14. Dezember 2017 | 23:41 Uhr

Ausstellung : Medizingeschichte hautnah

vom
Aus der Redaktion des Güstrower Anzeiger

Neue Ausstellung mit Herzschrittmachern im KMG-Klinikum Güstrow

Im Foyer des KMG-Klinikums Güstrow wurde gestern eine historische Sammlung von Herzschrittmachern eingeweiht. Prof. Dr. Joachim Witte, langjähriges Mitglied im Wissenschaftlichen Beirat der KMG und Nestor der Herzschrittmachertherapie an der Charité Berlin, hat für diese Ausstellung 20 bemerkenswerte Exponate als Dauerleihgabe zur Verfügung gestellt. „Ich freue mich über diese einmalige Gelegenheit, Medizingeschichte hautnah zu vermitteln“, sagte Dr.
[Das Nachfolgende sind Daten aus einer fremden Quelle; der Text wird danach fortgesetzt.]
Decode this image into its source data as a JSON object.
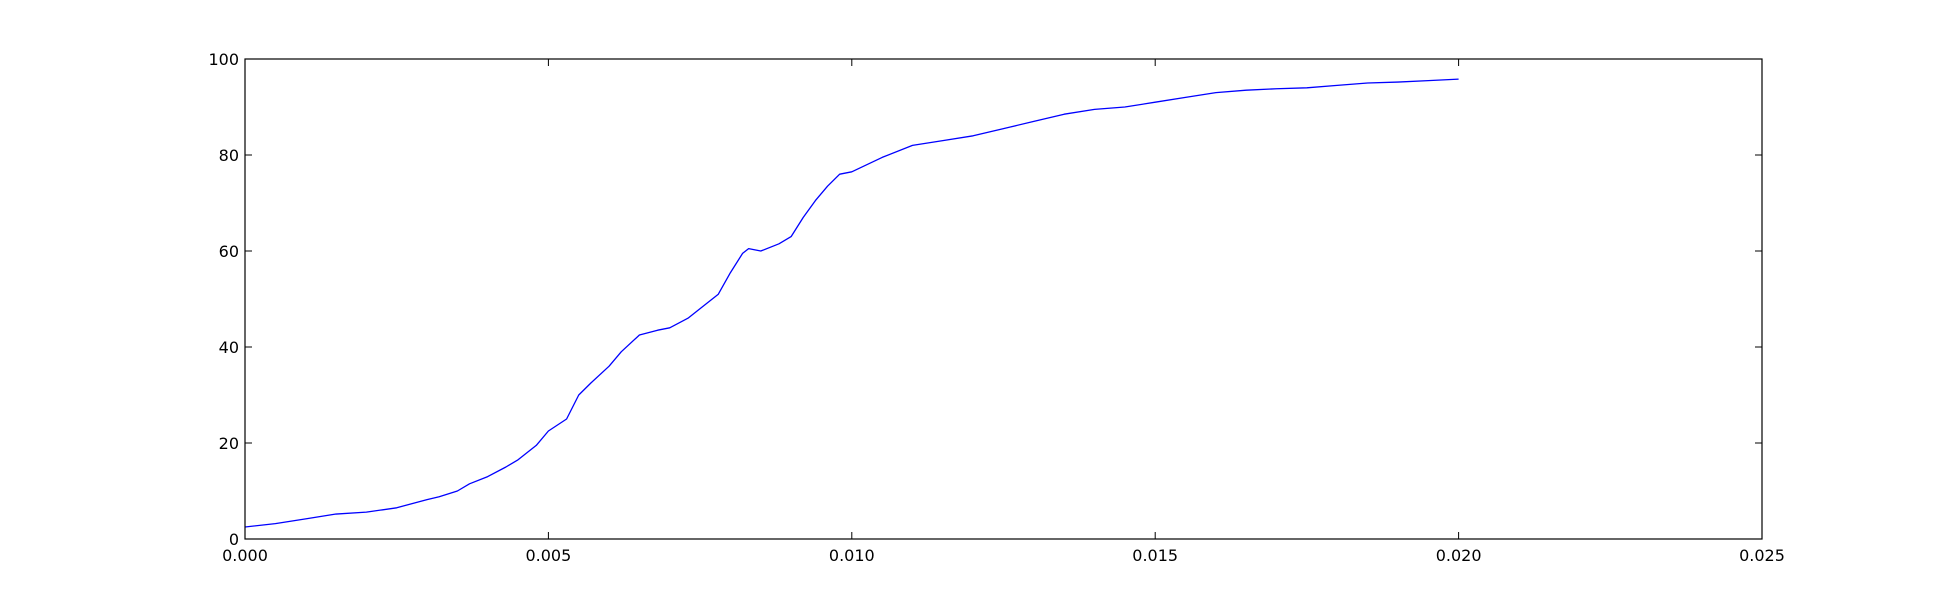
{
  "chart_data": {
    "type": "line",
    "title": "",
    "xlabel": "",
    "ylabel": "",
    "xlim": [
      0,
      0.025
    ],
    "ylim": [
      0,
      100
    ],
    "x_ticks": [
      0,
      0.005,
      0.01,
      0.015,
      0.02,
      0.025
    ],
    "x_tick_labels": [
      "0.000",
      "0.005",
      "0.010",
      "0.015",
      "0.020",
      "0.025"
    ],
    "y_ticks": [
      0,
      20,
      40,
      60,
      80,
      100
    ],
    "y_tick_labels": [
      "0",
      "20",
      "40",
      "60",
      "80",
      "100"
    ],
    "grid": false,
    "series": [
      {
        "color": "#0000ff",
        "x": [
          0,
          0.0005,
          0.001,
          0.0015,
          0.002,
          0.0025,
          0.003,
          0.0032,
          0.0035,
          0.0037,
          0.004,
          0.0043,
          0.0045,
          0.0048,
          0.005,
          0.0053,
          0.0055,
          0.0057,
          0.006,
          0.0062,
          0.0065,
          0.0068,
          0.007,
          0.0073,
          0.0075,
          0.0078,
          0.008,
          0.0082,
          0.0083,
          0.0085,
          0.0088,
          0.009,
          0.0092,
          0.0094,
          0.0096,
          0.0098,
          0.01,
          0.0105,
          0.011,
          0.0115,
          0.012,
          0.0125,
          0.013,
          0.0135,
          0.014,
          0.0145,
          0.015,
          0.0155,
          0.016,
          0.0165,
          0.017,
          0.0175,
          0.018,
          0.0185,
          0.019,
          0.0195,
          0.02
        ],
        "y": [
          2.5,
          3.2,
          4.2,
          5.2,
          5.6,
          6.5,
          8.2,
          8.8,
          10.0,
          11.5,
          13.0,
          15.0,
          16.5,
          19.5,
          22.5,
          25.0,
          30.0,
          32.5,
          36.0,
          39.0,
          42.5,
          43.5,
          44.0,
          46.0,
          48.0,
          51.0,
          55.5,
          59.5,
          60.5,
          60.0,
          61.5,
          63.0,
          67.0,
          70.5,
          73.5,
          76.0,
          76.5,
          79.5,
          82.0,
          83.0,
          84.0,
          85.5,
          87.0,
          88.5,
          89.5,
          90.0,
          91.0,
          92.0,
          93.0,
          93.5,
          93.8,
          94.0,
          94.5,
          95.0,
          95.2,
          95.5,
          95.8
        ]
      }
    ]
  }
}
Rolf Kaiser, Ärztlicher Direktor des KMG-Klinikums.

Witte hat die Geschicke der Herzschittmachermedizin an der Charité von 1964 bis 2004 geleitet und an wesentlichen Neuentwicklungen mitgearbeitet. „An den Exponaten lässt sich der rasante Fortschritt der Medizintechnik erkennen“, sagte er gestern. Während der erste Schrittmacher 1958 ca. 300 Gramm wog, sind die heutigen Aggregate 70 Gramm schwer, mit einer Lebensdauer von bis zu 15 Jahren.

„Leider müssen derzeit noch die Herzschrittmachergehäuse bei Batterieerschöpfung ausgewechselt werden, doch scheint in naher Zukunft eine Aufladung durch die Haut per lnduktion möglich“, sagte Kaiser. Gegenwärtig werden in der Klinik für Innere Medizin I des KMG-Klinikums Güstrow jährlich ca. 250 Herzschrittmacher und Defibrillatoren implantiert.